On Wednesday, May 11, 2016, the National Weather

On Wednesday, May 11, 2016, the National Weather Service switched the format of its forecast reports from all caps to upper- and lowercase. This version generated by the National Weather Service's facility at Brookhaven National Lab in Upton shows the new version. Photo Credit: Newsday / John Paraskevas

It’s a BIG DAY at the National Weather Service’s Upton office. Oops, make that just a big day.

On Wednesday morning, with the written regional weather summary issued at 9:32 a.m., lowercase letters got added in with text that previously would have been ALL CAPS. That goes, too, for the area’s forecast discussion, issued at 9:49 a.m.

That means that “HIGH PRESSURE WILL GIVE WAY TO A COLD FRONT ON FRIDAY” actually gave way to “High pressure will give way to a cold front on Friday.”

The switch-over has been some time in the making, and primarily involved behind-the-scenes updating of code and formatting elements, said Peter Wichrowski, a meteorologist in the Upton office.

The mixed-text rollout also includes public information statements, and other products, such as severe weather warnings, will transition down the road.

Actually, this may be less of a big day for forecasters and more so for those on the receiving end of their text products.

In an April news release announcing the change, the National Oceanic and Atmospheric Administration — of which the weather service is a part — gave a nod to the modern interpretation of all caps type. “LISTEN UP,” the release started. “NATIONAL WEATHER SERVICE FORECASTS WILL STOP YELLING AT YOU.”

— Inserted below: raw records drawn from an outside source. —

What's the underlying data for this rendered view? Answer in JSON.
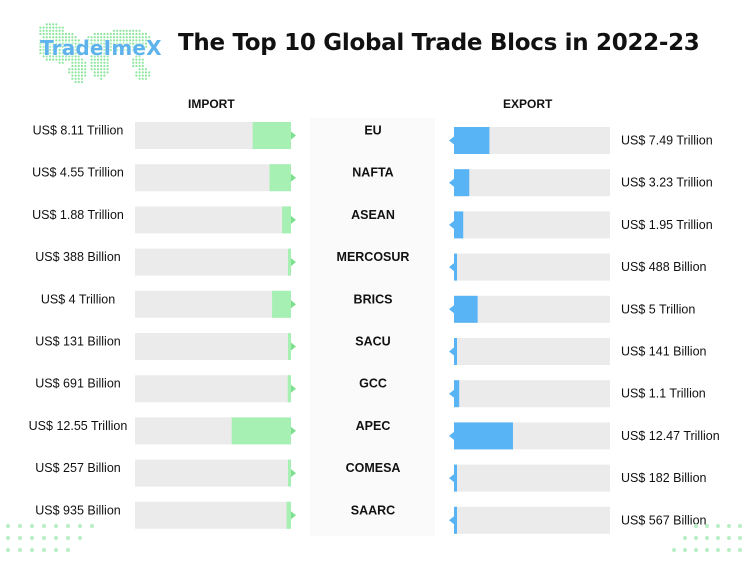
{
  "brand": {
    "name": "TradeImeX"
  },
  "title": "The Top 10 Global Trade Blocs in 2022-23",
  "colors": {
    "import": "#a6f0b4",
    "export": "#58b4f4",
    "track": "#ebebeb",
    "accent_green": "#7ee08f"
  },
  "chart_data": {
    "type": "bar",
    "title": "The Top 10 Global Trade Blocs in 2022-23",
    "categories": [
      "EU",
      "NAFTA",
      "ASEAN",
      "MERCOSUR",
      "BRICS",
      "SACU",
      "GCC",
      "APEC",
      "COMESA",
      "SAARC"
    ],
    "unit": "US$ Trillion",
    "series": [
      {
        "name": "IMPORT",
        "values": [
          8.11,
          4.55,
          1.88,
          0.388,
          4,
          0.131,
          0.691,
          12.55,
          0.257,
          0.935
        ],
        "labels": [
          "US$ 8.11 Trillion",
          "US$ 4.55 Trillion",
          "US$ 1.88 Trillion",
          "US$ 388 Billion",
          "US$ 4 Trillion",
          "US$ 131 Billion",
          "US$ 691 Billion",
          "US$ 12.55 Trillion",
          "US$ 257 Billion",
          "US$ 935 Billion"
        ]
      },
      {
        "name": "EXPORT",
        "values": [
          7.49,
          3.23,
          1.95,
          0.488,
          5,
          0.141,
          1.1,
          12.47,
          0.182,
          0.567
        ],
        "labels": [
          "US$ 7.49 Trillion",
          "US$ 3.23 Trillion",
          "US$ 1.95 Trillion",
          "US$ 488 Billion",
          "US$ 5 Trillion",
          "US$ 141 Billion",
          "US$ 1.1 Trillion",
          "US$ 12.47 Trillion",
          "US$ 182 Billion",
          "US$ 567 Billion"
        ]
      }
    ],
    "xlim": [
      0,
      33
    ]
  }
}
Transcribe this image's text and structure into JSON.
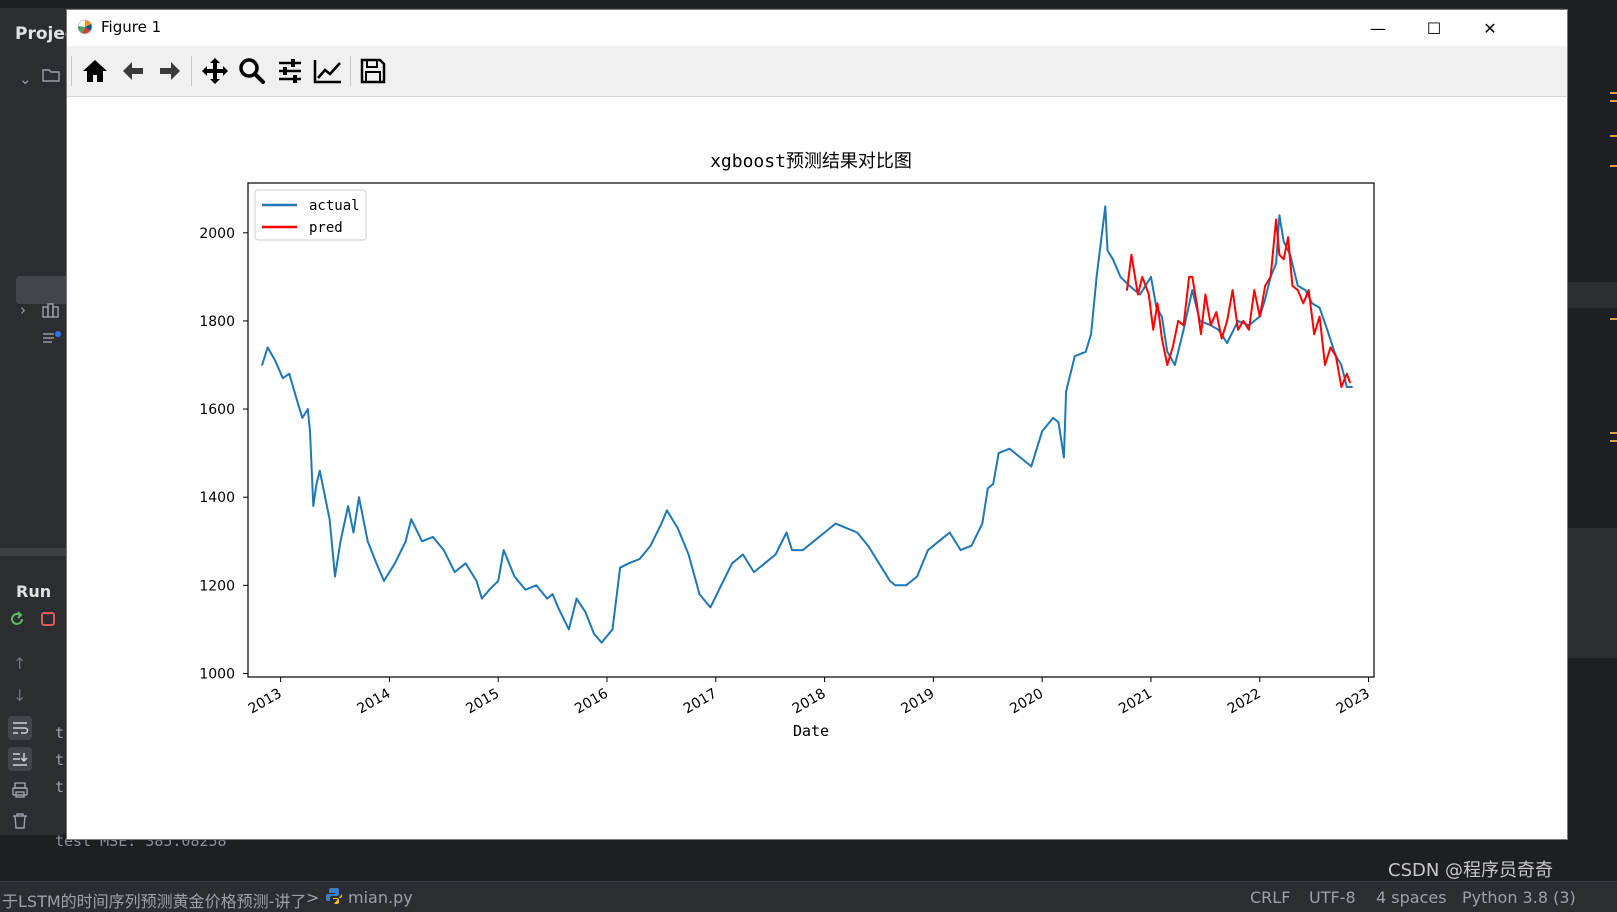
{
  "ide": {
    "project_label": "Projec",
    "run_label": "Run",
    "console_partial": [
      "t",
      "t",
      "t"
    ],
    "console_last_line": "test  MSE: 385.08258",
    "breadcrumb": "于LSTM的时间序列预测黄金价格预测-讲了",
    "breadcrumb_sep": ">",
    "file_name": "mian.py",
    "status_crlf": "CRLF",
    "status_encoding": "UTF-8",
    "status_indent": "4 spaces",
    "status_interpreter": "Python 3.8 (3)",
    "watermark": "CSDN @程序员奇奇"
  },
  "window": {
    "title": "Figure 1",
    "minimize_glyph": "—",
    "maximize_glyph": "☐",
    "close_glyph": "✕"
  },
  "toolbar": {
    "buttons": [
      "home-icon",
      "back-arrow-icon",
      "forward-arrow-icon",
      "pan-icon",
      "zoom-icon",
      "configure-subplots-icon",
      "edit-axis-icon",
      "save-icon"
    ]
  },
  "colors": {
    "actual": "#1f77b4",
    "pred": "#ff0000",
    "ide_bg": "#2b2d30"
  },
  "chart_data": {
    "type": "line",
    "title": "xgboost预测结果对比图",
    "xlabel": "Date",
    "ylabel": "",
    "xlim": [
      2012.7,
      2023.05
    ],
    "ylim": [
      992,
      2113
    ],
    "x_ticks": [
      "2013",
      "2014",
      "2015",
      "2016",
      "2017",
      "2018",
      "2019",
      "2020",
      "2021",
      "2022",
      "2023"
    ],
    "y_ticks": [
      "1000",
      "1200",
      "1400",
      "1600",
      "1800",
      "2000"
    ],
    "legend": {
      "placement": "upper-left",
      "entries": [
        "actual",
        "pred"
      ]
    },
    "grid": false,
    "series": [
      {
        "name": "actual",
        "x": [
          2012.83,
          2012.88,
          2012.95,
          2013.02,
          2013.08,
          2013.15,
          2013.2,
          2013.25,
          2013.27,
          2013.3,
          2013.33,
          2013.36,
          2013.45,
          2013.5,
          2013.55,
          2013.62,
          2013.67,
          2013.72,
          2013.8,
          2013.88,
          2013.95,
          2014.05,
          2014.15,
          2014.2,
          2014.3,
          2014.4,
          2014.5,
          2014.6,
          2014.7,
          2014.8,
          2014.85,
          2014.92,
          2015.0,
          2015.05,
          2015.15,
          2015.25,
          2015.35,
          2015.45,
          2015.5,
          2015.55,
          2015.65,
          2015.72,
          2015.8,
          2015.88,
          2015.95,
          2016.05,
          2016.12,
          2016.2,
          2016.3,
          2016.4,
          2016.5,
          2016.55,
          2016.65,
          2016.75,
          2016.85,
          2016.95,
          2017.05,
          2017.15,
          2017.25,
          2017.35,
          2017.45,
          2017.55,
          2017.65,
          2017.7,
          2017.8,
          2017.9,
          2018.0,
          2018.1,
          2018.2,
          2018.3,
          2018.4,
          2018.5,
          2018.6,
          2018.65,
          2018.75,
          2018.85,
          2018.95,
          2019.05,
          2019.15,
          2019.25,
          2019.35,
          2019.45,
          2019.5,
          2019.55,
          2019.6,
          2019.7,
          2019.8,
          2019.9,
          2020.0,
          2020.1,
          2020.15,
          2020.2,
          2020.22,
          2020.3,
          2020.4,
          2020.45,
          2020.5,
          2020.58,
          2020.6,
          2020.65,
          2020.72,
          2020.8,
          2020.9,
          2021.0,
          2021.05,
          2021.1,
          2021.15,
          2021.22,
          2021.3,
          2021.38,
          2021.45,
          2021.55,
          2021.62,
          2021.7,
          2021.8,
          2021.9,
          2022.0,
          2022.05,
          2022.1,
          2022.15,
          2022.18,
          2022.22,
          2022.28,
          2022.35,
          2022.42,
          2022.48,
          2022.55,
          2022.62,
          2022.7,
          2022.75,
          2022.8,
          2022.85
        ],
        "y": [
          1700,
          1740,
          1710,
          1670,
          1680,
          1620,
          1580,
          1600,
          1550,
          1380,
          1430,
          1460,
          1350,
          1220,
          1300,
          1380,
          1320,
          1400,
          1300,
          1250,
          1210,
          1250,
          1300,
          1350,
          1300,
          1310,
          1280,
          1230,
          1250,
          1210,
          1170,
          1190,
          1210,
          1280,
          1220,
          1190,
          1200,
          1170,
          1180,
          1150,
          1100,
          1170,
          1140,
          1090,
          1070,
          1100,
          1240,
          1250,
          1260,
          1290,
          1340,
          1370,
          1330,
          1270,
          1180,
          1150,
          1200,
          1250,
          1270,
          1230,
          1250,
          1270,
          1320,
          1280,
          1280,
          1300,
          1320,
          1340,
          1330,
          1320,
          1290,
          1250,
          1210,
          1200,
          1200,
          1220,
          1280,
          1300,
          1320,
          1280,
          1290,
          1340,
          1420,
          1430,
          1500,
          1510,
          1490,
          1470,
          1550,
          1580,
          1570,
          1490,
          1640,
          1720,
          1730,
          1770,
          1900,
          2060,
          1960,
          1940,
          1900,
          1880,
          1860,
          1900,
          1830,
          1810,
          1730,
          1700,
          1780,
          1870,
          1800,
          1790,
          1780,
          1750,
          1800,
          1790,
          1810,
          1850,
          1900,
          1930,
          2040,
          1980,
          1950,
          1880,
          1870,
          1840,
          1830,
          1780,
          1720,
          1700,
          1650,
          1650
        ]
      },
      {
        "name": "pred",
        "x": [
          2020.78,
          2020.82,
          2020.88,
          2020.92,
          2020.98,
          2021.02,
          2021.06,
          2021.1,
          2021.15,
          2021.2,
          2021.25,
          2021.3,
          2021.35,
          2021.38,
          2021.42,
          2021.46,
          2021.5,
          2021.55,
          2021.6,
          2021.65,
          2021.7,
          2021.75,
          2021.8,
          2021.85,
          2021.9,
          2021.95,
          2022.0,
          2022.05,
          2022.1,
          2022.15,
          2022.18,
          2022.22,
          2022.26,
          2022.3,
          2022.35,
          2022.4,
          2022.45,
          2022.5,
          2022.55,
          2022.6,
          2022.65,
          2022.7,
          2022.75,
          2022.8,
          2022.83
        ],
        "y": [
          1870,
          1950,
          1860,
          1900,
          1860,
          1780,
          1840,
          1760,
          1700,
          1740,
          1800,
          1790,
          1900,
          1900,
          1840,
          1770,
          1860,
          1790,
          1820,
          1760,
          1800,
          1870,
          1780,
          1800,
          1780,
          1870,
          1810,
          1880,
          1900,
          2030,
          1950,
          1940,
          1990,
          1880,
          1870,
          1840,
          1870,
          1770,
          1810,
          1700,
          1740,
          1720,
          1650,
          1680,
          1660
        ]
      }
    ]
  }
}
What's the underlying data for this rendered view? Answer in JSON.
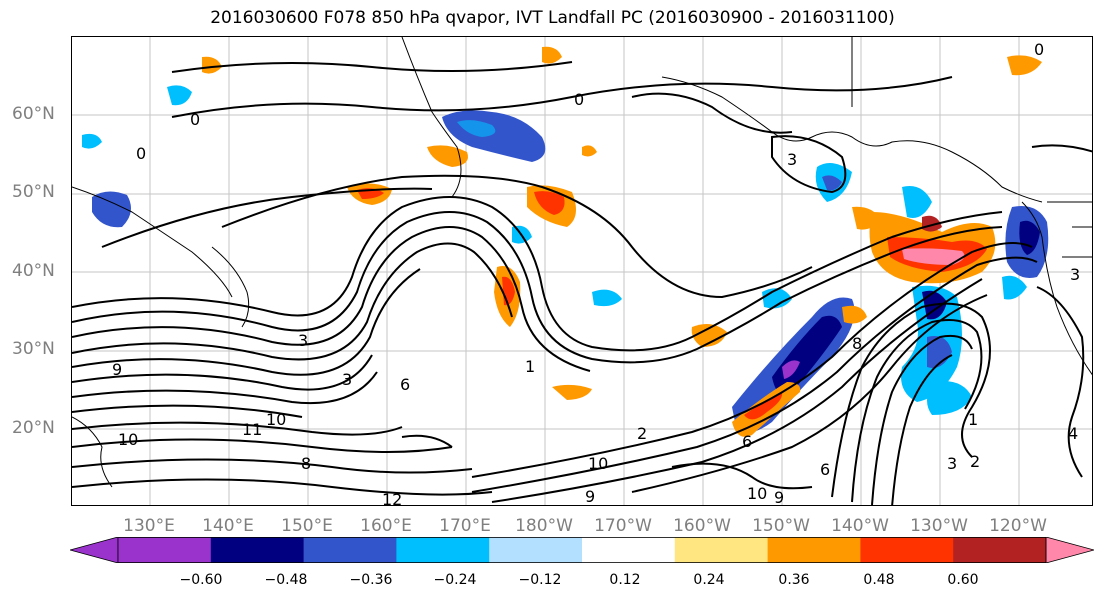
{
  "title": "2016030600 F078 850 hPa qvapor, IVT Landfall PC (2016030900 - 2016031100)",
  "map": {
    "lat_labels": [
      "60°N",
      "50°N",
      "40°N",
      "30°N",
      "20°N"
    ],
    "lon_labels": [
      "130°E",
      "140°E",
      "150°E",
      "160°E",
      "170°E",
      "180°W",
      "170°W",
      "160°W",
      "150°W",
      "140°W",
      "130°W",
      "120°W"
    ],
    "contour_labels": [
      "0",
      "0",
      "0",
      "3",
      "3",
      "3",
      "3",
      "2",
      "6",
      "6",
      "8",
      "9",
      "10",
      "10",
      "11",
      "12",
      "10",
      "10",
      "9",
      "9",
      "6",
      "8",
      "1",
      "4",
      "3",
      "2",
      "1",
      "0"
    ]
  },
  "colorbar": {
    "ticks": [
      "−0.60",
      "−0.48",
      "−0.36",
      "−0.24",
      "−0.12",
      "0.12",
      "0.24",
      "0.36",
      "0.48",
      "0.60"
    ],
    "colors": [
      "#9933cc",
      "#000080",
      "#3355cc",
      "#00bfff",
      "#b3e0ff",
      "#ffffff",
      "#ffe680",
      "#ff9900",
      "#ff3300",
      "#b22222",
      "#ff88aa",
      "#ff88aa"
    ]
  }
}
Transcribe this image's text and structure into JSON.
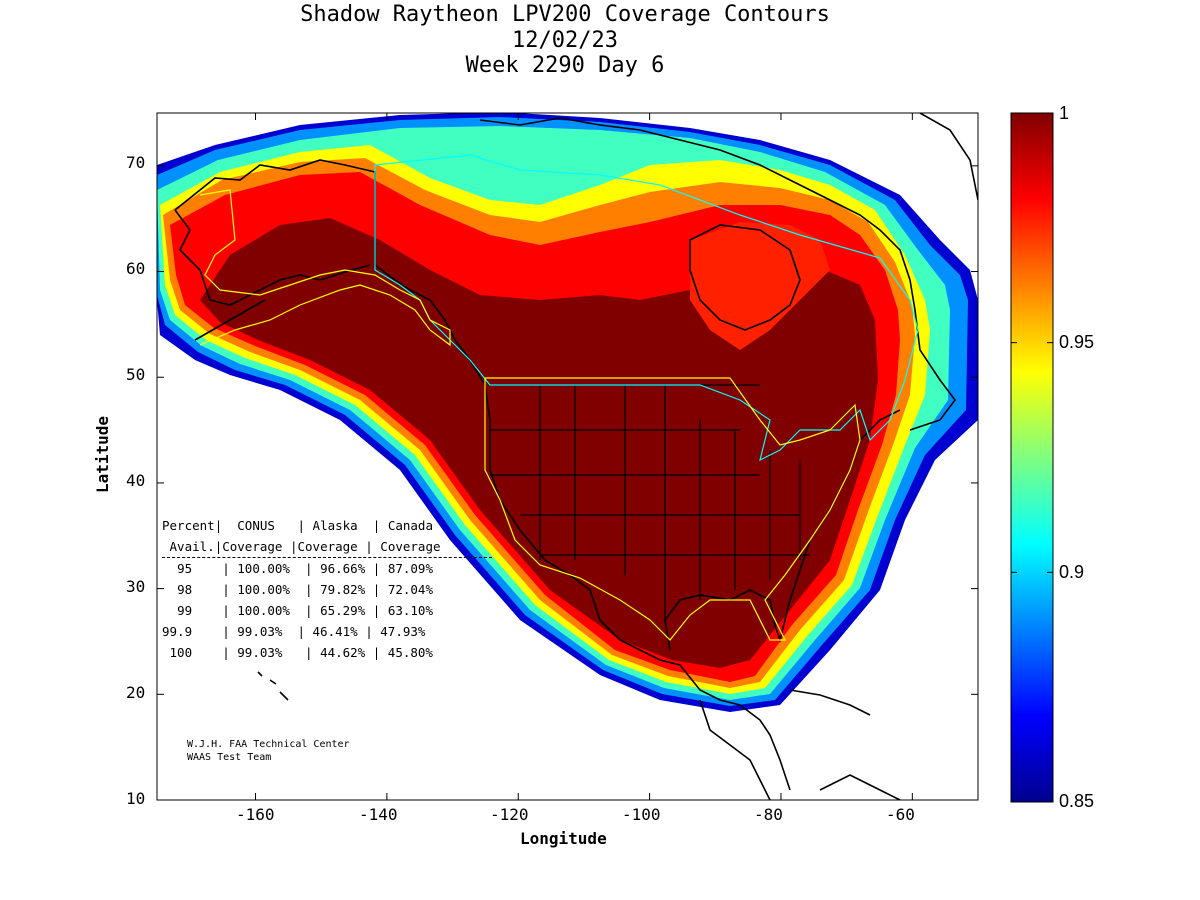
{
  "title_lines": [
    "Shadow Raytheon LPV200 Coverage Contours",
    "12/02/23",
    "Week 2290 Day 6"
  ],
  "axes": {
    "xlabel": "Longitude",
    "ylabel": "Latitude",
    "xlim": [
      -175,
      -50
    ],
    "ylim": [
      10,
      75
    ],
    "xticks": [
      "-160",
      "-140",
      "-120",
      "-100",
      "-80",
      "-60"
    ],
    "yticks": [
      "10",
      "20",
      "30",
      "40",
      "50",
      "60",
      "70"
    ]
  },
  "colorbar": {
    "range": [
      0.85,
      1.0
    ],
    "colormap": "jet",
    "ticks": [
      "1",
      "0.95",
      "0.9",
      "0.85"
    ]
  },
  "table": {
    "header1": [
      "Percent",
      "CONUS",
      "Alaska",
      "Canada"
    ],
    "header2": [
      "Avail.",
      "Coverage",
      "Coverage",
      "Coverage"
    ],
    "rows": [
      [
        "95",
        "100.00%",
        "96.66%",
        "87.09%"
      ],
      [
        "98",
        "100.00%",
        "79.82%",
        "72.04%"
      ],
      [
        "99",
        "100.00%",
        "65.29%",
        "63.10%"
      ],
      [
        "99.9",
        "99.03%",
        "46.41%",
        "47.93%"
      ],
      [
        "100",
        "99.03%",
        "44.62%",
        "45.80%"
      ]
    ]
  },
  "credit": [
    "W.J.H. FAA Technical Center",
    "WAAS Test Team"
  ],
  "colors": {
    "max": "#800000",
    "conus_outline": "#ffff00",
    "canada_outline": "#00ffff"
  }
}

This, of course, was acknowledging that in today’s “web speak, use of capital letters became synonymous with angry shouting.”

Still, hot-under-the-collar rants played no role in the persistence of all caps. In earlier days of transmitting weather dispatches, the state-of-the art technology was the teleprinter, which had no option for lowercase letters.

Certainly, “the hardware and software used for weather forecasting has advanced over the last century,” the release said, and, indeed, not so long ago NOAA upgraded its supercomputer capacity to 5.78 petaflops.

But, the all caps “holdover was carried into modern times since some customers [of weather service products] still used old equipment,” the release said.

Several times since the 1990s, as advances such as the Internet and email left Teletypes in the dust, the service has proposed the move to mixed-case letters, NOAA said.

It may have taken 20 years or so, but finally “the last of the old equipment that would only recognize” uppercase letters has been phased out.

Still, while the role of the figurative caps-lock may be diminishing, it’s not losing its job completely, as the all caps option can still be used for emphasizing “extremely dangerous situations.”